В конце декабря с Путиловского завода уволили четырех мастеровых, членов организации «Собрание русских фабрично-заводских рабочих Санкт-Петербурга», созданной крестьянским сыном, священником пересыльной тюрьмы Георгием Аполлоповичем Гапоном. В увольнении собратьев организация усмотрела дерзкий вызов, брошенный по ее адресу, и послала депутацию к директору завода Смирнову. Директор заявил о незаконности вмешательства посторонних в отношения между заводской администрацией и рабочими. Не успокоившись, «Собрание» постановило направить еще одну депутацию, во главе с отцом Георгием, — к градоначальнику. Резолюция, принятая по этому поводу, гласила: «Отношения между капиталом и трудом в России ненормальны, доказательством служит произвол, применяемый мастерами по отношению к рабочим; мы просим правительство потребовать от администрации Путиловского завода немедленного увольнения мастера Тетявкина, виновника беспричинного расчета четырех рабочих и постоянно причиняющего рабочим всякие несправедливости; мы просим немедленного обратного приема на завод четырех рабочих, уволенных за то, что они состоят членами „Собрания“; доводя об этом до сведения градоначальника и фабричного инспектора, мы просим их принять меры к тому, чтобы подобные факты не повторялись в будущем; если законные желания рабочих не будут выполнены, то „Собрание“ снимет с себя всякую ответственность за беспорядки, которые могут вспыхнуть в столице».

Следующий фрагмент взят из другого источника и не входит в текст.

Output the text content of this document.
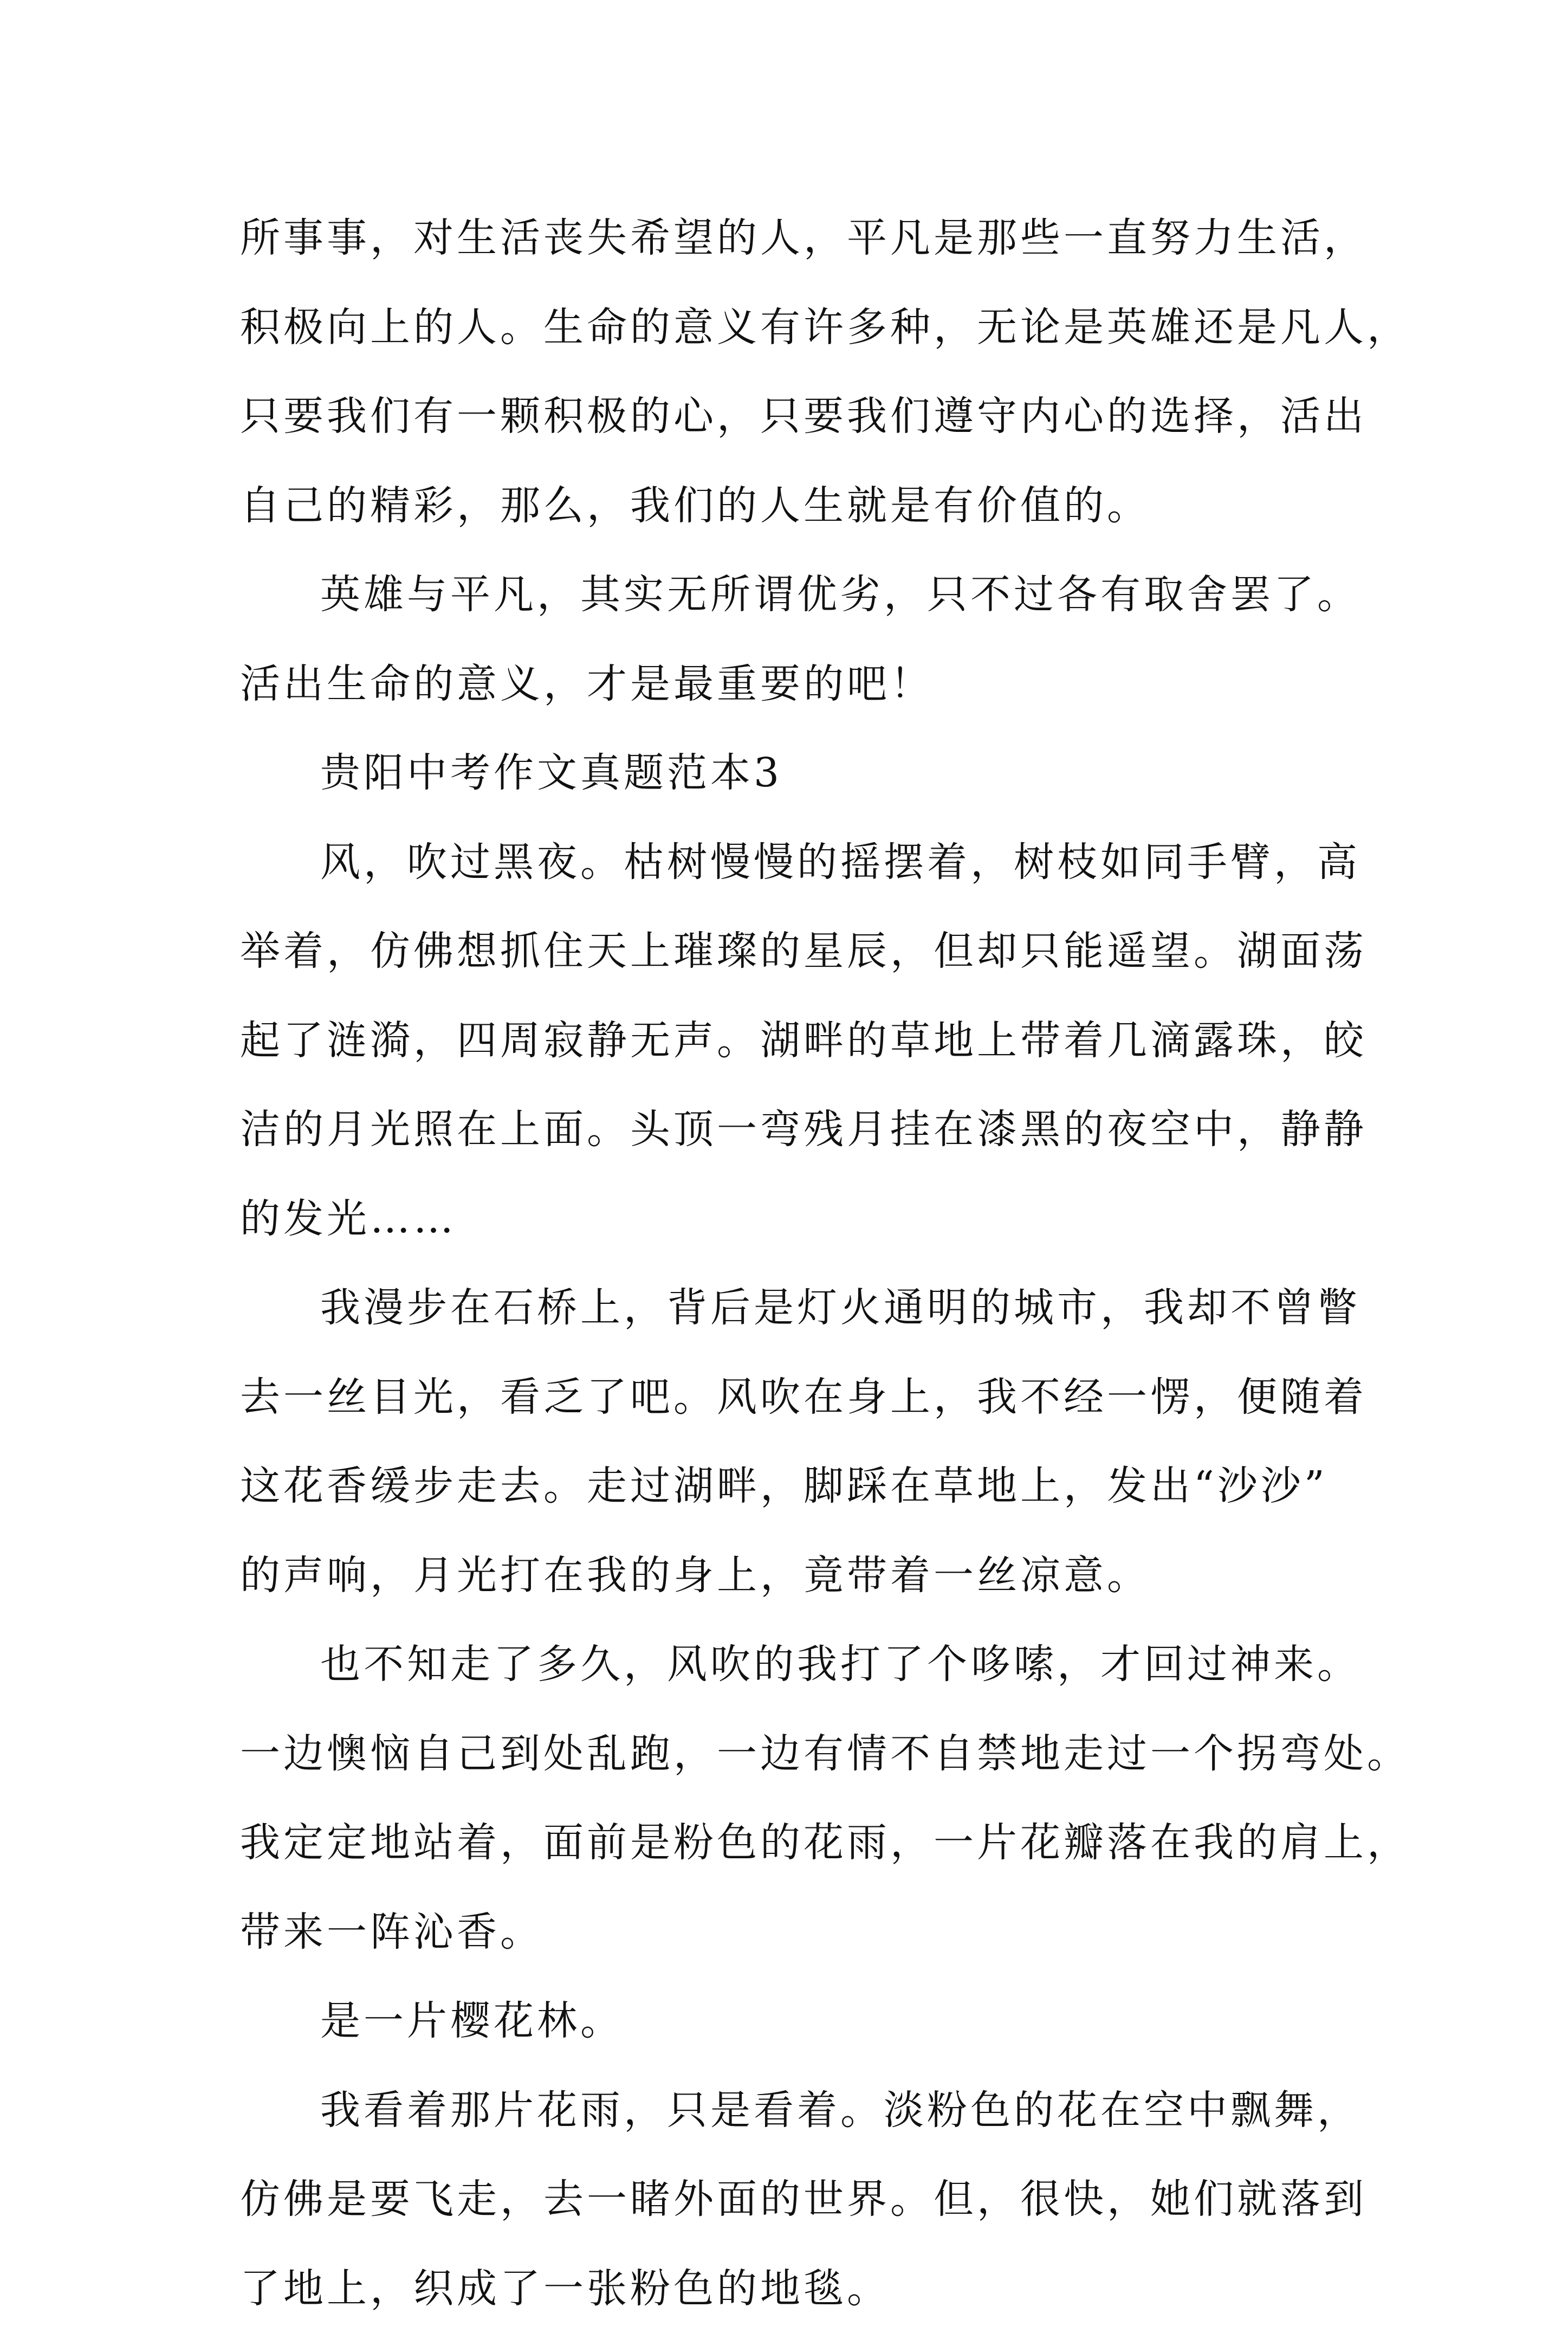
所事事，对生活丧失希望的人，平凡是那些一直努力生活，
积极向上的人。生命的意义有许多种，无论是英雄还是凡人，
只要我们有一颗积极的心，只要我们遵守内心的选择，活出
自己的精彩，那么，我们的人生就是有价值的。
英雄与平凡，其实无所谓优劣，只不过各有取舍罢了。
活出生命的意义，才是最重要的吧！
贵阳中考作文真题范本3
风，吹过黑夜。枯树慢慢的摇摆着，树枝如同手臂，高
举着，仿佛想抓住天上璀璨的星辰，但却只能遥望。湖面荡
起了涟漪，四周寂静无声。湖畔的草地上带着几滴露珠，皎
洁的月光照在上面。头顶一弯残月挂在漆黑的夜空中，静静
的发光……
我漫步在石桥上，背后是灯火通明的城市，我却不曾瞥
去一丝目光，看乏了吧。风吹在身上，我不经一愣，便随着
这花香缓步走去。走过湖畔，脚踩在草地上，发出“沙沙”
的声响，月光打在我的身上，竟带着一丝凉意。
也不知走了多久，风吹的我打了个哆嗦，才回过神来。
一边懊恼自己到处乱跑，一边有情不自禁地走过一个拐弯处。
我定定地站着，面前是粉色的花雨，一片花瓣落在我的肩上，
带来一阵沁香。
是一片樱花林。
我看着那片花雨，只是看着。淡粉色的花在空中飘舞，
仿佛是要飞走，去一睹外面的世界。但，很快，她们就落到
了地上，织成了一张粉色的地毯。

Генерал Фуллон, ознакомившись со столь любопытным документом, изумленно воскликнул:

— Но ведь это революция! Вы угрожаете спокойствию столицы!

— Ничего подобного, — возразил Гапон. — Мои рабочие хотят только поддержать своих товарищей. Но если их требования не будут удовлетворены, спокойствию города действительно создается угроза…

Градоначальник нетвердым голосом пообещал сделать со своей стороны все возможное. Затрезвонили телефоны, помчались курьеры, посыпались донесения, записки, но все напрасно: администрация Путиловского завода оставалась непреклонной. Накануне Нового года Георгий Аполлонович самолично отправился к Смирнову, три часа горячо убеждал уступить и тем самым избежать забастовки. Уехал Гапон, не добившись положительного результата. Завод выполнял спешные заказы военного и морского ведомств; допустить послабление значило поставить под угрозу нужды сражающейся армии и чрезвычайно ослабленного неравными боями морского флота.

Ослепление, всеобщее ослепление поразило власть имущих.

В морозной дымке всходило кровавое солнце тысяча девятьсот пятого года…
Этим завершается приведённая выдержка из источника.